Bipartisan effort sponsored by Virginia lawmakers describes Charlottesville violence as ‘domestic terror attack’

Illustrative: A white supremacist carrying a Nazi flag into Emancipation Park in Charlottesville, Virginia, on August 12, 2017. (AP/Steve Helber/File)
Illustrative: A white supremacist carrying a Nazi flag into Emancipation Park in Charlottesville, Virginia, on August 12, 2017. (AP/Steve Helber/File)

WASHINGTON (AP) — Virginia’s two Democratic senators joined with two Republican senators to sponsor a resolution condemning white supremacists, the Ku Klux Klan, neo-Nazis and other hate groups and urging the White House to address the issue following a white-nationalist rally in Virginia that descended into deadly violence.

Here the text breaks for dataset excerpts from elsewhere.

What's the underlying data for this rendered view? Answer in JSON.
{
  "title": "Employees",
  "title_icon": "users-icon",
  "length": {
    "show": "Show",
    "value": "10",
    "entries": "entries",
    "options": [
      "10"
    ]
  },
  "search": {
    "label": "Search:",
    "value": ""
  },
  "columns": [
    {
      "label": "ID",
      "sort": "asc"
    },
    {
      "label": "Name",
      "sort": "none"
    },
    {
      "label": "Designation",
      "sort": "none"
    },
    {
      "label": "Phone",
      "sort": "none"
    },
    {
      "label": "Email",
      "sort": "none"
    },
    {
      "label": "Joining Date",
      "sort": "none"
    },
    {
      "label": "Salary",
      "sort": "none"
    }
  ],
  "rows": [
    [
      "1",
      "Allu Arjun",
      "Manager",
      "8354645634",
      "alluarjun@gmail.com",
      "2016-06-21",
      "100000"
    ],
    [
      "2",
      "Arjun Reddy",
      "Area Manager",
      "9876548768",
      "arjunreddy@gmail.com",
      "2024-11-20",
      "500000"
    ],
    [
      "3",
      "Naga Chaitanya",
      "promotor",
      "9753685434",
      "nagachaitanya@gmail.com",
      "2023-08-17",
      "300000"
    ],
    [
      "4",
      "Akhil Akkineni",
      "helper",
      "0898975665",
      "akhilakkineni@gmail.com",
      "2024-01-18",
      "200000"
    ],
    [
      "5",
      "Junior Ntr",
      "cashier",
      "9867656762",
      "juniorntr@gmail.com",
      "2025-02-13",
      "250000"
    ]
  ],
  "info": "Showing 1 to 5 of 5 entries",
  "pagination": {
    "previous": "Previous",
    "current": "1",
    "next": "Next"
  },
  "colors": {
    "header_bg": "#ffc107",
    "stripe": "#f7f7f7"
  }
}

Democratic Sens. Mark Warner and Tim Kaine introduced the joint resolution Wednesday along with Republican Senators Cory Gardner of Colorado and Johnny Isakson of Georgia.

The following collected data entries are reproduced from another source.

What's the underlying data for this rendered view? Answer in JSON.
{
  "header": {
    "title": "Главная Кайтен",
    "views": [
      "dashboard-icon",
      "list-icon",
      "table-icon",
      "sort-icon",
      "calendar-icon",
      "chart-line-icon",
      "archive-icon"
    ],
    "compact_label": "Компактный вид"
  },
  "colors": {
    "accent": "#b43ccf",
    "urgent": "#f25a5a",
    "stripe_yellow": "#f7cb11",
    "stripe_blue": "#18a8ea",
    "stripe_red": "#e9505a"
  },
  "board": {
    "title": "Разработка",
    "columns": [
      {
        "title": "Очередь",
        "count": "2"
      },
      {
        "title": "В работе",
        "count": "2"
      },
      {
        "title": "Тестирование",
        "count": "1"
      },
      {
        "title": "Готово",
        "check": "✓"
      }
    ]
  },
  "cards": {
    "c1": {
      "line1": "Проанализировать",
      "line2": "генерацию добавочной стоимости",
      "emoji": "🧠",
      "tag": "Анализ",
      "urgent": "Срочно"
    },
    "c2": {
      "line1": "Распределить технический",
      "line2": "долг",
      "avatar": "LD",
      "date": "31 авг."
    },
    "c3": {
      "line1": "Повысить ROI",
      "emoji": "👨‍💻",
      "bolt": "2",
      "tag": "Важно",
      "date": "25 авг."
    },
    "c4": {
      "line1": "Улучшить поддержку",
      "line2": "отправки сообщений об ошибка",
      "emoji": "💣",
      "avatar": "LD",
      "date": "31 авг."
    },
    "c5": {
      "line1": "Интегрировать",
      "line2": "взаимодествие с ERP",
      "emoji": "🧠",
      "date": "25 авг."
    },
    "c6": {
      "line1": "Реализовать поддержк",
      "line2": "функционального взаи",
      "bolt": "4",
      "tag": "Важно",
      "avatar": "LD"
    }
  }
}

The resolution recognizes the August 12 death of 32-year-old Heather Heyer and injuries suffered by 19 others after a car allegedly driven by a neo-Nazi slammed into a crowd of demonstrators protesting a white nationalist rally in Charlottesville.

Democratic vice presidential candidate, Senator Tim Kaine, D-Va. speaks during a campaign rally at the University of Michigan in Ann Arbor, Michigan on September 13, 2016. (AP Photo/Paul Sancya)

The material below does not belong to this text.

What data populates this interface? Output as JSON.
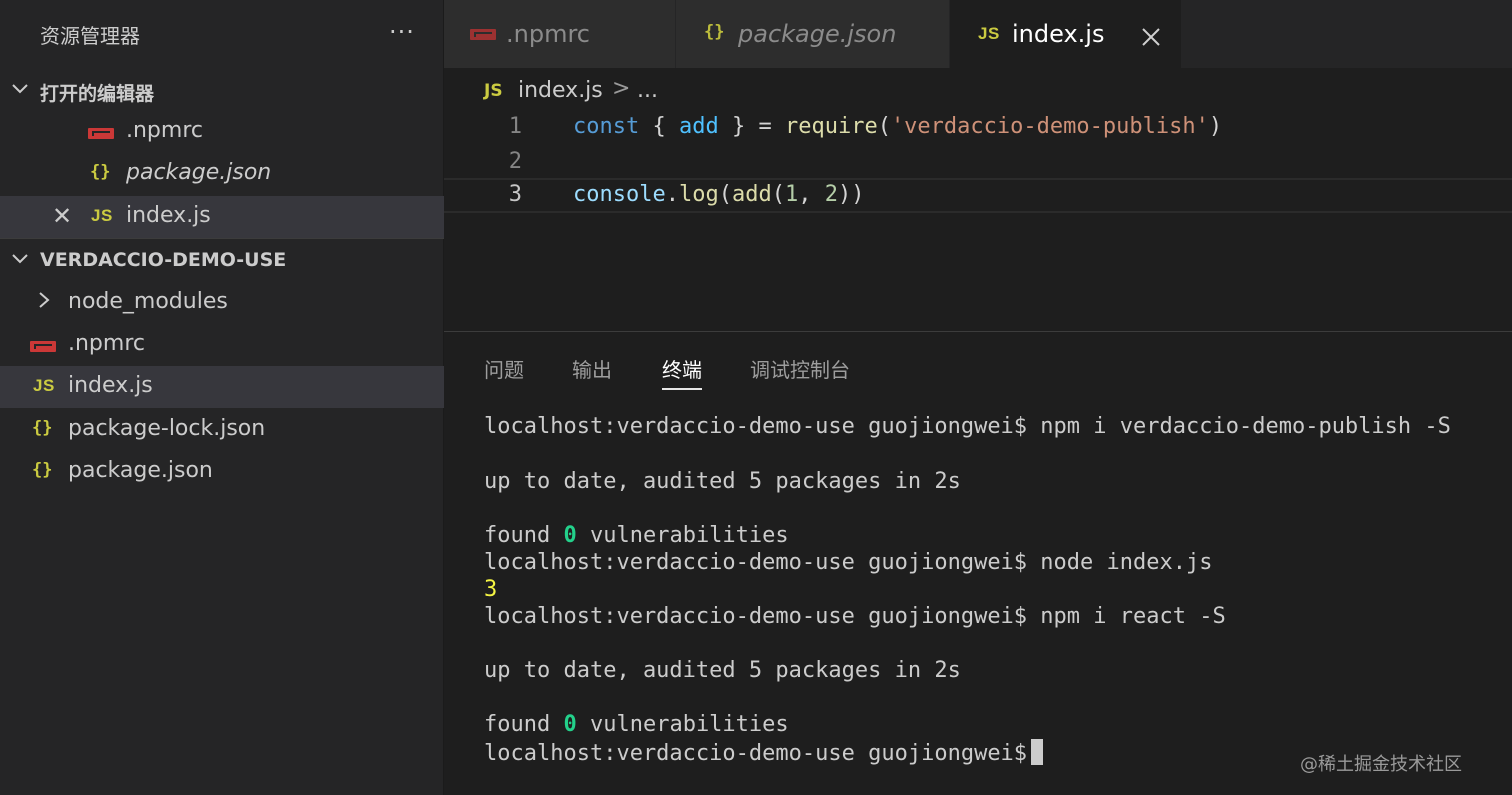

The resolution specifically describes Heyer’s death as a “domestic terrorist attack” and acknowledges two Virginia State Police troopers who died when their helicopter crashed while monitoring the protests. Trooper Berke Bates and Lt. Jay Cullen died in the crash.

The resolution also calls on the Trump administration to use all available resources to improve data collection on hate crimes and work in a coordinated way to address hate groups in America.

It expresses support for the people of Charlottesville and urges healing following what it calls “this horrific and violent display of bigotry.”

If approved by the Senate, the joint resolution would go to the House, where Democratic Rep. Gerry Connolly of Virginia is leading efforts to approve it. If adopted by both chambers, the resolution would go to President Donald Trump.

Trump has been criticized for his response following the violent white nationalist rally in Charlottesville over the city’s planned removal of a statue of Confederate Gen. Robert E. Lee. Trump asserted there were good people on “both sides” of the Charlottesville rally and bemoaned rising efforts to remove Confederate monuments as an attack on America’s “history and culture.”

The Senate resolution is supported by a range of civil rights groups, including the Leadership Conference on Civil and Human Rights, the Anti-Defamation League and the NAACP Legal Defense Fund.

The resolution also is co-sponsored by Sens. Lisa Murkowski, R-Alaska, and Richard Blumenthal, D-Conn.